I got back to work at ten to five on Friday afternoon, having just spent an hour and a half making a hole in the side of a cow, draining twenty litres of nasty brown fluid from her caecum and sewing her up again. I climbed out of the ute feeling extremely pleased with myself, went in through the back door to wash my surgery kit and ran smack into Richard.

‘Where the fuck did you put the blood transfusion bags?’ he demanded.

This happy welcome removed just a bit of the gloss from my afternoon. ‘In the box with
Blood Transfusion Bags
written on the side, on the top shelf in the drug cupboard,’ I said. ‘What’s up?’

‘Dog with rat-bait poisoning. Nick’s supposed to be on call, and he’s way the hell up the valley doing a calving.’

‘Have we got a dog to use as a donor?’ I asked.

‘That thing of Keri’s.’

‘Okay,’ I said, crossing the treatment room to open the small-animal drug cupboard and standing up on tiptoe to swat down the box. ‘Whose dog is it?’

‘Harvey’s. Some fancy bloody heading dog.’

‘Oh no. Not Nancy?’

‘I don’t fucking know,’ snapped Richard.

‘I’m not on call either!’ I snapped back.

It was six o’clock by the time we’d taken blood from Keri’s labrador and run it into Don Harvey’s favourite, dog-trial-champion heading bitch. And six thirty once I had written out her vitamin K dosing instructions for Nick, whose small-animal medicine is fairly rusty. And five past seven, with my good mood well and truly gone, by the time I got home, showered, and threw a random assortment of clothes into a bag. Tearing back up the hall I located my cell phone in the pocket of the dirty overalls I had just flung into the washing machine and rang Mark.

‘Hi,’ he said.

‘Hi. I’m so sorry – I’m running really late. I got stuck at work.’

I held the phone between chin and shoulder and tipped a great mound of cat biscuits into Murray’s dish. ‘I’m just leaving now.’

‘Oh,’ he said. ‘That’s a bugger.’

‘I’m really sorry,’ I said unhappily.

‘I just meant it’s a bugger for you to have a long day and then a two-hour drive. Would you like me to come down instead?’

‘No, I’m all organised. I’ll see you in a couple of hours.’
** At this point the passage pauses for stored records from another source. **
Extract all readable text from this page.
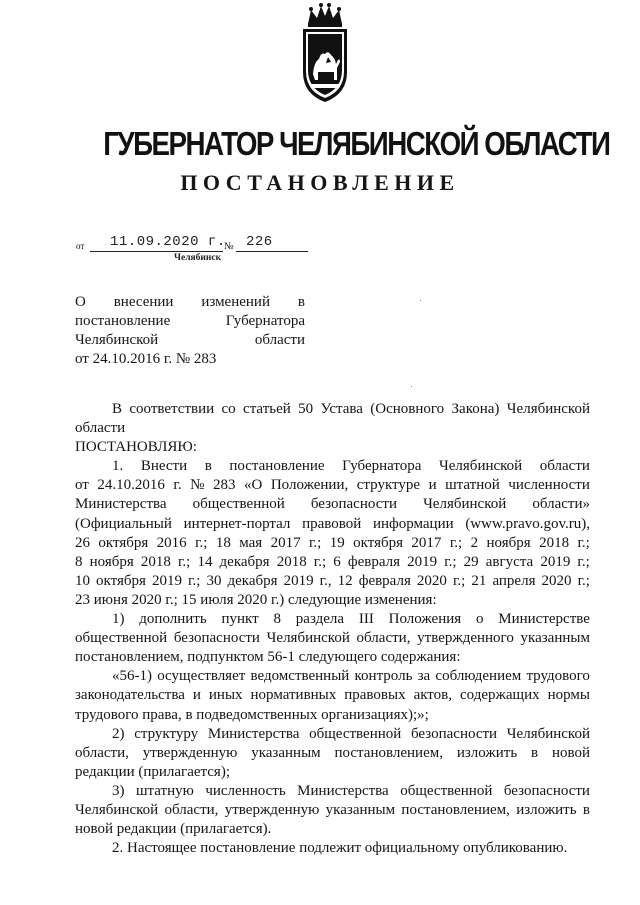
ГУБЕРНАТОР ЧЕЛЯБИНСКОЙ ОБЛАСТИ
ПОСТАНОВЛЕНИЕ
от 11.09.2020 г.
№ 226
Челябинск
О внесении изменений в
постановление	Губернатора
Челябинской	области
от 24.10.2016 г. № 283
В соответствии со статьей 50 Устава (Основного Закона) Челябинской
области
ПОСТАНОВЛЯЮ:
1. Внести в постановление Губернатора Челябинской области
от 24.10.2016 г. № 283 «О Положении, структуре и штатной численности
Министерства общественной безопасности Челябинской области»
(Официальный интернет-портал правовой информации (www.pravo.gov.ru),
26 октября 2016 г.; 18 мая 2017 г.; 19 октября 2017 г.; 2 ноября 2018 г.;
8 ноября 2018 г.; 14 декабря 2018 г.; 6 февраля 2019 г.; 29 августа 2019 г.;
10 октября 2019 г.; 30 декабря 2019 г., 12 февраля 2020 г.; 21 апреля 2020 г.;
23 июня 2020 г.; 15 июля 2020 г.) следующие изменения:
1) дополнить пункт 8 раздела III Положения о Министерстве
общественной безопасности Челябинской области, утвержденного указанным
постановлением, подпунктом 56-1 следующего содержания:
«56-1) осуществляет ведомственный контроль за соблюдением трудового
законодательства и иных нормативных правовых актов, содержащих нормы
трудового права, в подведомственных организациях);»;
2) структуру Министерства общественной безопасности Челябинской
области, утвержденную указанным постановлением, изложить в новой
редакции (прилагается);
3) штатную численность Министерства общественной безопасности
Челябинской области, утвержденную указанным постановлением, изложить в
новой редакции (прилагается).
2. Настоящее постановление подлежит официальному опубликованию.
I had no trouble at all finding my way to Mark’s house in Mount Eden, which was right at the end of a cul-de-sac. Actually, my navigation skills would have been a considerable surprise to my boss, who firmly believes I have no sense of direction, and that when I got lost in my first weeks back in Broadview it had nothing to do with him sending me to farms via trees that had fallen down ten years ago and streams invisible from the road.

I parked my elderly green Corona on the street, pulled up the hood of my sweatshirt against the drizzle and ran down a long and poorly lit driveway with a high brick wall on one side and an ornate wrought-iron fence on the other. Mark’s place was the first in a row of semi-detached townhouses, each front door approached by two shallow tiled steps and flanked by a pair of cypresses in big terracotta pots. It all looked terribly expensive and Tuscan. I thought of my weatherboard farm cottage with its peeling paint and ill-fitting windows and briefly considered turning around and running away.